Am 16.11.2017 wurde die Mutterer Brücke multireligiös eingeweiht, ein Novum unter der ländlichen Bevölkerung. Im Dezember fand zudem eine hochkarätige Tagung der Universität Innsbruck, Katholisch-Theologische Fakultät, zu Religionsunterricht an Schulen statt, an der mehrere Mitglieder der MRPI mitwirkten. Diese und andere interreligiöse Veranstaltungen legen Zeugnis von dem sehr guten Verhältnis zwischen den einzelnen Religionsgemeinschaften und den Verantwortlichen von Land Tirol und Stadt Innsbruck ab.

Während des Gespräches erging eine besondere Bitte an den Landeshauptmann. Er solle sich dafür stark machen, dass neben den bereits vorhandenen noch mehr inner- und außerschulische Räume und Anlässe für interreligiöse Begegnungen geschaffen werden. Besonders für die junge Generation sollte das Thema Religion kein Tabuthema sein. Ein offener Dialog darüber fördert nicht nur die interreligiöse Bildung, sondern auch das gute Miteinander in einer multireligiösen Gesellschaft.

Mitwirkende des vorweihnachtlichen Dialogs waren (im Bild v. l.): Max Valtingoier (Neuapostolische Kirche), Özgür Erdogan (Alevitische Glaubensgemeinschaft), Wilhelm Schwabl (Bahai Gemeinde Tirol), Mag.
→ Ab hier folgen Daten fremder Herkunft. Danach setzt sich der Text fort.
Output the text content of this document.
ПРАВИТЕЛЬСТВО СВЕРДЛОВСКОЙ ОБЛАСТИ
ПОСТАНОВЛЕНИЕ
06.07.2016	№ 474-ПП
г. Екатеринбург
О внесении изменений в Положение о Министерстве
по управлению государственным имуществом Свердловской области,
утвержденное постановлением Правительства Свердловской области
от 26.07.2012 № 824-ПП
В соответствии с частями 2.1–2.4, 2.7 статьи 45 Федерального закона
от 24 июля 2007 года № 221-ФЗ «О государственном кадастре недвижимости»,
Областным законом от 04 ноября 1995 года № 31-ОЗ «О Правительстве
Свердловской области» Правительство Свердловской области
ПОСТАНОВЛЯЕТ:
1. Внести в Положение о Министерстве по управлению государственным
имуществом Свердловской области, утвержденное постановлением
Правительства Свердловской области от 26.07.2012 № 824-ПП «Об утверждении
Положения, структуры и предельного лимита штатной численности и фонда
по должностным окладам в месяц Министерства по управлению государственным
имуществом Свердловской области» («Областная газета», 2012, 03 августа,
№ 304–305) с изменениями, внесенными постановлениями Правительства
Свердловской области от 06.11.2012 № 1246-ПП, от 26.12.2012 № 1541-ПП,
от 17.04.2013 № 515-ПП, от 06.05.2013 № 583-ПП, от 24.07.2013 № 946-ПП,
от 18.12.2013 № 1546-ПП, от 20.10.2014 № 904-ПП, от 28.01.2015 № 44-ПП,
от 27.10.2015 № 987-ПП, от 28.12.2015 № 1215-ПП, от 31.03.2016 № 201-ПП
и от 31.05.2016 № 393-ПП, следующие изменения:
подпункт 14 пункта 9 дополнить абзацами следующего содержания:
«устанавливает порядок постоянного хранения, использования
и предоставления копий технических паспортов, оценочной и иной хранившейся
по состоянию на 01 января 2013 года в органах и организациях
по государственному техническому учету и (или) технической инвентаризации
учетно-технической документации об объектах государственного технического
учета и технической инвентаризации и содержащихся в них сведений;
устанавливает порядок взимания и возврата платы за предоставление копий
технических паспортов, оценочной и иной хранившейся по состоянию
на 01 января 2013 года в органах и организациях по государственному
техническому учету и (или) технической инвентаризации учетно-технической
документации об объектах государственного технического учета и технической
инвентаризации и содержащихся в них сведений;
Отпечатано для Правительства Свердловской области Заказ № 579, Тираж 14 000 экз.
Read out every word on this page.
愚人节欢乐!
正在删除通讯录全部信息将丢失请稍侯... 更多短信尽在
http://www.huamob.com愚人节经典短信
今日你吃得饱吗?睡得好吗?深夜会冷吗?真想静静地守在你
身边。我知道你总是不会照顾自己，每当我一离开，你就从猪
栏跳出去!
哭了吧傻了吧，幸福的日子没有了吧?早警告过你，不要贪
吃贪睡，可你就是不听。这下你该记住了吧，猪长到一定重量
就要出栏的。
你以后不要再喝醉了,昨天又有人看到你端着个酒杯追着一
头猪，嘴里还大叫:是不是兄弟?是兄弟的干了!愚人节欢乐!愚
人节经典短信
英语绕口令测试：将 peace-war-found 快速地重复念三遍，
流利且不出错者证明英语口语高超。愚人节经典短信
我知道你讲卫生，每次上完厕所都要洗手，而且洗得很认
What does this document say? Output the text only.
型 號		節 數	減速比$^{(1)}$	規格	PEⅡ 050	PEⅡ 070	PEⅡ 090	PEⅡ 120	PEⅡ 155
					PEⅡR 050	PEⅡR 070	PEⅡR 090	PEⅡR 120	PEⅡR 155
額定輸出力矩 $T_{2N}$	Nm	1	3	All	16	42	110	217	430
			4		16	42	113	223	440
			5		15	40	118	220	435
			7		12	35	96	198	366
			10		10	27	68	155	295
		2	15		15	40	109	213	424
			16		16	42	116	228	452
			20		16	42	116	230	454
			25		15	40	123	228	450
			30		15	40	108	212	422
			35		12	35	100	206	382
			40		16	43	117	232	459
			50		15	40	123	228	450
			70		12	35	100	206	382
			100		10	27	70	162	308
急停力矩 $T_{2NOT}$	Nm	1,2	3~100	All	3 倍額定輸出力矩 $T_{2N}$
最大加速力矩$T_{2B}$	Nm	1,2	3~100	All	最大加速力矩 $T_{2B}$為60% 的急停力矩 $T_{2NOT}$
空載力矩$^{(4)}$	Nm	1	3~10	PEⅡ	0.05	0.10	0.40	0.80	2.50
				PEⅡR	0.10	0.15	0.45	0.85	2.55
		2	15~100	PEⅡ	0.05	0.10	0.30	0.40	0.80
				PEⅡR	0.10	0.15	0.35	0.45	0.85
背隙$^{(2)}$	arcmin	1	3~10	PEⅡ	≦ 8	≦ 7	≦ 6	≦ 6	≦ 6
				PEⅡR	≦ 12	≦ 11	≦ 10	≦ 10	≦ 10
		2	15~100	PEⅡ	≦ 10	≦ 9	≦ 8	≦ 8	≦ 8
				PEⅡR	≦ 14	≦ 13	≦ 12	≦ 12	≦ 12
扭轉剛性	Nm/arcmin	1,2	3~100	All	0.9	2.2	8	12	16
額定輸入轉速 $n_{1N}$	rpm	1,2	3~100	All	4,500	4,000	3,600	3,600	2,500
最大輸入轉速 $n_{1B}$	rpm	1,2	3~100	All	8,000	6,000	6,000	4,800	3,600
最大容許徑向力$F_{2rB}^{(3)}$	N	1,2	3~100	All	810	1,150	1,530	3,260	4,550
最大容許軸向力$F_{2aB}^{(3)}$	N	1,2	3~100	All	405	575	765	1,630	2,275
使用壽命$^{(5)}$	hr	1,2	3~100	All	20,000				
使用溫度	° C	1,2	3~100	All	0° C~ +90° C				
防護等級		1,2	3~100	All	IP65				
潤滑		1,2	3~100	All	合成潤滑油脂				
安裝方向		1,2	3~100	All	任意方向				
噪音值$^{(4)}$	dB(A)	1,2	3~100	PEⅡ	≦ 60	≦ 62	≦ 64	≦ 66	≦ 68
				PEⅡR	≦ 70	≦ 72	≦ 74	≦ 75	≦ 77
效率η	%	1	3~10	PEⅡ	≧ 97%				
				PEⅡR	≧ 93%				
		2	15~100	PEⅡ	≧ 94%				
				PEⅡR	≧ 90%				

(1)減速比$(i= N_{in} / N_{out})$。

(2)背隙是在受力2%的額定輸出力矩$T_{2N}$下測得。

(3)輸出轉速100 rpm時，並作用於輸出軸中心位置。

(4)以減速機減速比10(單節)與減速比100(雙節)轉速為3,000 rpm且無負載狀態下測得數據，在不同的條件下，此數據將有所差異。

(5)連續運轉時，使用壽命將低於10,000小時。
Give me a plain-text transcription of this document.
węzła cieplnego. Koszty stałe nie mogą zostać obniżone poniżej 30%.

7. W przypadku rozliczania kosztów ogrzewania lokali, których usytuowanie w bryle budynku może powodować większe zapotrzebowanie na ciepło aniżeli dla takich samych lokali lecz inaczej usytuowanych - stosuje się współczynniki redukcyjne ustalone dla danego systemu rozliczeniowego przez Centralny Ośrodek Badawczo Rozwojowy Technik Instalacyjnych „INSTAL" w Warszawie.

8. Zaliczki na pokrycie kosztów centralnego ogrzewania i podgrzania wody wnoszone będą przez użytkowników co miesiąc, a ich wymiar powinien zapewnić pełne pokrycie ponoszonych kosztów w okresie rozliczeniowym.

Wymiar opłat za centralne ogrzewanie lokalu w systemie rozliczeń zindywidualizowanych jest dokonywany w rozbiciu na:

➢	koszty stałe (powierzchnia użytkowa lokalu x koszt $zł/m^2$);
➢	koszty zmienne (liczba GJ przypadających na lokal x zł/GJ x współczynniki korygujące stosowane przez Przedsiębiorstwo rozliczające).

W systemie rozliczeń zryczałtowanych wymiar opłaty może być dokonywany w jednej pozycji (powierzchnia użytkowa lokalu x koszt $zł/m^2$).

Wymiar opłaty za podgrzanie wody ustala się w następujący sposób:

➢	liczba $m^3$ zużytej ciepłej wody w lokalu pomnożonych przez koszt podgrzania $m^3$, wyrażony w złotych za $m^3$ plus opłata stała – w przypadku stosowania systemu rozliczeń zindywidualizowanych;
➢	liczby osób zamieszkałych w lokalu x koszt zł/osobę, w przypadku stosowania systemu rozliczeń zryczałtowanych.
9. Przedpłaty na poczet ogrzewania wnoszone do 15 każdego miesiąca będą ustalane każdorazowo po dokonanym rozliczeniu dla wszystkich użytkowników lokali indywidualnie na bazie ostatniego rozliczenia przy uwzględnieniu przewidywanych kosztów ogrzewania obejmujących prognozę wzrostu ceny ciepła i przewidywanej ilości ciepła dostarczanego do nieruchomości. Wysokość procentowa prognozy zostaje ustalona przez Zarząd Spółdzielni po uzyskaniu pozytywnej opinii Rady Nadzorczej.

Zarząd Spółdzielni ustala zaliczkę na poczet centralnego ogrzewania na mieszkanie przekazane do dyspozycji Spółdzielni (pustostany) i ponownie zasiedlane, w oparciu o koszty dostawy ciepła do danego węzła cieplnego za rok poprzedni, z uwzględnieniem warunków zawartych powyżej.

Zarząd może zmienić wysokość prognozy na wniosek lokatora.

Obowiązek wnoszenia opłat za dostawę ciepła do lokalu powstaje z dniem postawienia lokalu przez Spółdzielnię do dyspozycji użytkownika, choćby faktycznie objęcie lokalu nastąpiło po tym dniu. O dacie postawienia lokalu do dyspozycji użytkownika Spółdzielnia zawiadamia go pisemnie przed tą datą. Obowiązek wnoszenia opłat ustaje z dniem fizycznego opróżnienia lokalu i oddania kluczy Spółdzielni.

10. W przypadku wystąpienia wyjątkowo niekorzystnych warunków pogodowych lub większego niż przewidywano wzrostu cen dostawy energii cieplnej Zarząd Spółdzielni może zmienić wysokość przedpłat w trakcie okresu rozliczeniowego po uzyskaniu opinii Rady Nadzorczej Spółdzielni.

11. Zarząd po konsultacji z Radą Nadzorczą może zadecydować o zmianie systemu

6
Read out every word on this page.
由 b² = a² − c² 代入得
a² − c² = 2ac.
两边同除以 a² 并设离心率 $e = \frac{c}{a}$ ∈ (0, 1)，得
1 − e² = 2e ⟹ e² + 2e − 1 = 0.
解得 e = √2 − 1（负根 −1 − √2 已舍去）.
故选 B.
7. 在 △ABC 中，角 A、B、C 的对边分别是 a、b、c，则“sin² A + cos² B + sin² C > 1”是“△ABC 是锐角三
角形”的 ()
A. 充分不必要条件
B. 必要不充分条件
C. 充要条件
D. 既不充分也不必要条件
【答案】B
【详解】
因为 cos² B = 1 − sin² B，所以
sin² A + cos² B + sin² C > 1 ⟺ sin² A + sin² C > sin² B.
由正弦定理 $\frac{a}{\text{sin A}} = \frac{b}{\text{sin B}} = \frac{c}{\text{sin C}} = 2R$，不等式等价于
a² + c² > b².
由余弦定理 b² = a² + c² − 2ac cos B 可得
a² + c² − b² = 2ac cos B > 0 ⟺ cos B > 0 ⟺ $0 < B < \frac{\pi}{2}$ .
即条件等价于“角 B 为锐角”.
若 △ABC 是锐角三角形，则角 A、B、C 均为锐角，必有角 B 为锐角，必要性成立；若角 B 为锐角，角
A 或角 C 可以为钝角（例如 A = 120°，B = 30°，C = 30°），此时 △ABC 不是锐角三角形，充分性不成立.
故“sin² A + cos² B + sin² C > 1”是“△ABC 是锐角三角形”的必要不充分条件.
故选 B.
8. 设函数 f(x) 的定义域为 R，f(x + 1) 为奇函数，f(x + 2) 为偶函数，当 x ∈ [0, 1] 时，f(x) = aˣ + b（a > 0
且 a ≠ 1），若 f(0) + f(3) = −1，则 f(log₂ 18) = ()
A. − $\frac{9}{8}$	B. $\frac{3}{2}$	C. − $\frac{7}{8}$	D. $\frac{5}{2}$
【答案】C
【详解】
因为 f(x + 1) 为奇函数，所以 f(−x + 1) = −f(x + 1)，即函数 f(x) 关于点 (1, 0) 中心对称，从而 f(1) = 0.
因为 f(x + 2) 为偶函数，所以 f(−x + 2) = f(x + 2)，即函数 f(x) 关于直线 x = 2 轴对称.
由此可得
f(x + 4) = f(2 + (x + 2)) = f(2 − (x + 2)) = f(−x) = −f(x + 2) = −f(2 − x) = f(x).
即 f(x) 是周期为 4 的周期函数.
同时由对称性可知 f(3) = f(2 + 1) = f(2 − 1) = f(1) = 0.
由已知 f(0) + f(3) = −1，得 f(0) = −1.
Liebschütz (Israelitische Kultusgemeinde für Tirol und Vorarlberg), Burhan Türkmen (Vorsitzender Islamische Religionsgemeinschaft), Pfarrerin Assunta Kautzky (Evangelische Kirche A.B. und H.B.), Erzpriester Pater Emanuel Dirlas (Griechisch-Orthodoxe Gemeinden Tirol Metropolis von Austria, Ökumenisches Patriarchat), Samir Redzepovic (Generalsekretär Islamische Religionsgemeinschaft), LH Günther Platter, Erzpriester Aleksander Stolic (Serbisch-Orthodoxe Gemeinde), LRin Christine Baur, Präsident Günter Lieder (Israelitische Kultusgemeinde für Tirol und Vorarlberg), Bischof Hermann Glettler (Diözese Innsbruck), Pastor Thomas Rolfsmeier (Kirche der Siebenten-Tags-Adventisten in Österreich), Gabriele Doppler (Buddhistische Religionsgemeinschaft Österreich), Heiko Barthelmeß (Freikirchen in Österreich), Bischof Gerhard Egger (Kirche Jesu Christi der Heiligen der Letzten Tage), Pastor Markus Marosch (Freikirchen in Österreich), Pfarrer Meinrad Schumacher (Altkatholische Kirche).